Zico, aku ingat nama itu. Pak Moes menyebutkan
namanya tadi, “Jadi....robot yang kulihat itu adalah figurin?”
“Yah, dan dia sudah cukup untuk menghabisi musuh
kita, hahaha!”
Sesaat kemudian, orang yang punya otot berlebihan
itu melompat dan menghantam robotnya ke tanah. Zico menganga.
“Sialan, itu koleksiku yang berharga tahu.” Zico
berlari dengan kesal ke arah orang itu, tapi sebelum sampai ke sana, dia
terhenti oleh ledakan.
Pemuda berbadan kurus, yang entah kenapa dari tadi
memegang koran, mencoba menghantamkan korannya ke si kacamata hitam. Tapi dia
keburu dihajar oleh si berotot. Dia terkapar.

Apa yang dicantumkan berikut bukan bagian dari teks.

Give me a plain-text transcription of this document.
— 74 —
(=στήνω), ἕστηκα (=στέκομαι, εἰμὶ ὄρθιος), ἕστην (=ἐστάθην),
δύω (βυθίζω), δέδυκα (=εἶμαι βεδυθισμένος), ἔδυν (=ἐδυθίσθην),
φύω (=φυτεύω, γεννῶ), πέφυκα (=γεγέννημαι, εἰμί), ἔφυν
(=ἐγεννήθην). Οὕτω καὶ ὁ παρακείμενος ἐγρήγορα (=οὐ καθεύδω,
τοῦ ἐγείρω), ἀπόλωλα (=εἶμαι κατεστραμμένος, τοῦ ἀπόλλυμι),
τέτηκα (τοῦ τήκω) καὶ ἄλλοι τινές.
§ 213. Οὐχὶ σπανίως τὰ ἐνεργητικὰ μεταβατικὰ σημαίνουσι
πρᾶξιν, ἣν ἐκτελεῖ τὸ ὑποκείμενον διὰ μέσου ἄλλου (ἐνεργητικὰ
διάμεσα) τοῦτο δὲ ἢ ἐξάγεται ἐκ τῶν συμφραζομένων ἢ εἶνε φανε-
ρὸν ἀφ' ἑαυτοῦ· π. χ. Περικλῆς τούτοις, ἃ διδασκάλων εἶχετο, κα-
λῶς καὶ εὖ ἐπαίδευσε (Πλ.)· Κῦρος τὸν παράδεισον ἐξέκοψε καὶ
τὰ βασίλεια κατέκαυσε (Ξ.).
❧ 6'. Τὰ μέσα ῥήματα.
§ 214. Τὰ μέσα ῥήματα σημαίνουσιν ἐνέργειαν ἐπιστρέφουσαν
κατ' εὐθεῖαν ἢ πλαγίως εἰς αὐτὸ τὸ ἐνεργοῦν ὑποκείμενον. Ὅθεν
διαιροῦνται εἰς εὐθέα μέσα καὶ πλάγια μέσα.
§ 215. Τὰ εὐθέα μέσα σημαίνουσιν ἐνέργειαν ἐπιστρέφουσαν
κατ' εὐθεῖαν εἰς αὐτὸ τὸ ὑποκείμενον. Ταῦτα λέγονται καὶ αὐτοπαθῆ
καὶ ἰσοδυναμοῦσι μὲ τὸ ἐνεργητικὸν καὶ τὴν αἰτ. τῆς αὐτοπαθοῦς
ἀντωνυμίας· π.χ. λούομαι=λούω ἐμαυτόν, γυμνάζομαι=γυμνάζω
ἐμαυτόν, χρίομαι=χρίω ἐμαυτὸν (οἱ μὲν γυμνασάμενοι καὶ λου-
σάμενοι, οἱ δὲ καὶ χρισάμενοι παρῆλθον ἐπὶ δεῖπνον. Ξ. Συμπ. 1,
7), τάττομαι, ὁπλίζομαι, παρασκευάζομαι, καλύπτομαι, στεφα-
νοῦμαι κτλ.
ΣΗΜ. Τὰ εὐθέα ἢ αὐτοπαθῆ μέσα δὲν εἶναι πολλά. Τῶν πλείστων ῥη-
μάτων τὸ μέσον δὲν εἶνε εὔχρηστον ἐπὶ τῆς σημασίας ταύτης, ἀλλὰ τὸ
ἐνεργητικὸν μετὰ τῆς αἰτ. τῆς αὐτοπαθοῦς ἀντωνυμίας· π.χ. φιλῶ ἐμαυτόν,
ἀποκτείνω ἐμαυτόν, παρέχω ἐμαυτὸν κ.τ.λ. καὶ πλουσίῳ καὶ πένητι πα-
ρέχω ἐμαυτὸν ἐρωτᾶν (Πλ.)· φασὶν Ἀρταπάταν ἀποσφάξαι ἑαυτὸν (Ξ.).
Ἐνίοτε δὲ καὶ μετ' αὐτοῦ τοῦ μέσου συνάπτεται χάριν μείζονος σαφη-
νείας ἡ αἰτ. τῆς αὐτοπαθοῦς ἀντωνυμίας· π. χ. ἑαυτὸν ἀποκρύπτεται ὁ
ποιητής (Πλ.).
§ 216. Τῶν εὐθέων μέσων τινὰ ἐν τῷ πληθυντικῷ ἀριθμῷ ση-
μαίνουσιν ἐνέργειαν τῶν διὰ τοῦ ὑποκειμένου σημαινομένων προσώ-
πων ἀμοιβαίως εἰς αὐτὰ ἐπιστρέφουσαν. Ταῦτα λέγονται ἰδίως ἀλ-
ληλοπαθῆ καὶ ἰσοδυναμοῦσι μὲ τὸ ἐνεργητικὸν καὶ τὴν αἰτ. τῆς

“Huh dasar,” kata si kacamata, “bahkan setelah punya
kekuatan, mereka hanya selemah ini.”
Kekuatan? Apa aku benar-benar punya kekuatan? Aku
teringat lagi saat ibuku tak bisa melihatku. Apakah itu berarti kekuatanku
adalah menghilang?
Dari pengamatanku, aku bisa melihat kalau si
kacamata dan si otot adalah orang jahatnya. Dan Pak Moes sepertinya memintaku
mengalahkan dia.
Masalahnya, aku tidak tahu bagaimana cara
mengaktifkan kekuatanku. Saat di kamar, kekuatanku sepertinya terjadi begitu
saja.
Aku menutup mata, mengulang-ngulang satu kata dalam
pikiranku. “Hilang hilang hilang hilang...”
Kubuka mataku. Aku tidak tahu aku sudah menghilang
atau tidak. Sekarang adalah soal keberanian untuk mengujinya.
Dengan perlahan, aku berjalan ke si otot. “Tolong
jangan lihat, tolong jangan lihat...” Kukatakan itu berkali-kali dalam hati.
Sejauh ini, sepertinya aku berhasil. Dia tidak
melihatku sama sekali! Dan aku sudah dekat....
“Ngapain kau?”
Si otot itu jelas-jelas melihatku!! Aku menutup mata
ketika dia menerjang untuk menghajarku.
Tidak terjadi apa-apa. Kubuka mataku dan aku melihat
sesuatu yang sangat mengerikan. Tangan berotot itu menembus kepalaku!!
“Dia menghilang!!” teriak si otot. Eh?
“Jangan-jangan dia juga pemilik kekuatan. Cari dia!!”
sahut si kacamata.
Tunggu, apa aku sudah menghilang? Aku tidak melihat
adanya perbedaan pada tubuhku, tapi kali ini mereka kehilanganku.
Dengan ragu, aku mengayunkan tinjuku pada si otot,
dan tanganku menembus begitu saja! Aku jadi hantu!
“Okeee....apa yang harus kulakukan sekarang?”
Tiba-tiba saja robot milik Zico berdiri lagi, dan
kini dengan Zico yang penuh murka di sebelahnya.
“Beraninya kalian menggores koleksi langka ini!
Bunuh mereka, RX-78!”
Si robot menurut dan kini menghantam mereka dengan
membabi buta. Tinjunya sempat melewati tubuhku, yang membuatku merasa sangat
aneh.
Situasi kini berbalik. Setelah Zico kembali berhasil
membangkitkan robotnya, dua pemuda lainnya juga bangkit lagi. Mereka kini
memusatkan serangan hanya pada si otot.
Si pemuda gempal, entah bagaimana caranya, berhasil
mengeluarkan bat baseball dari sebuah kertas.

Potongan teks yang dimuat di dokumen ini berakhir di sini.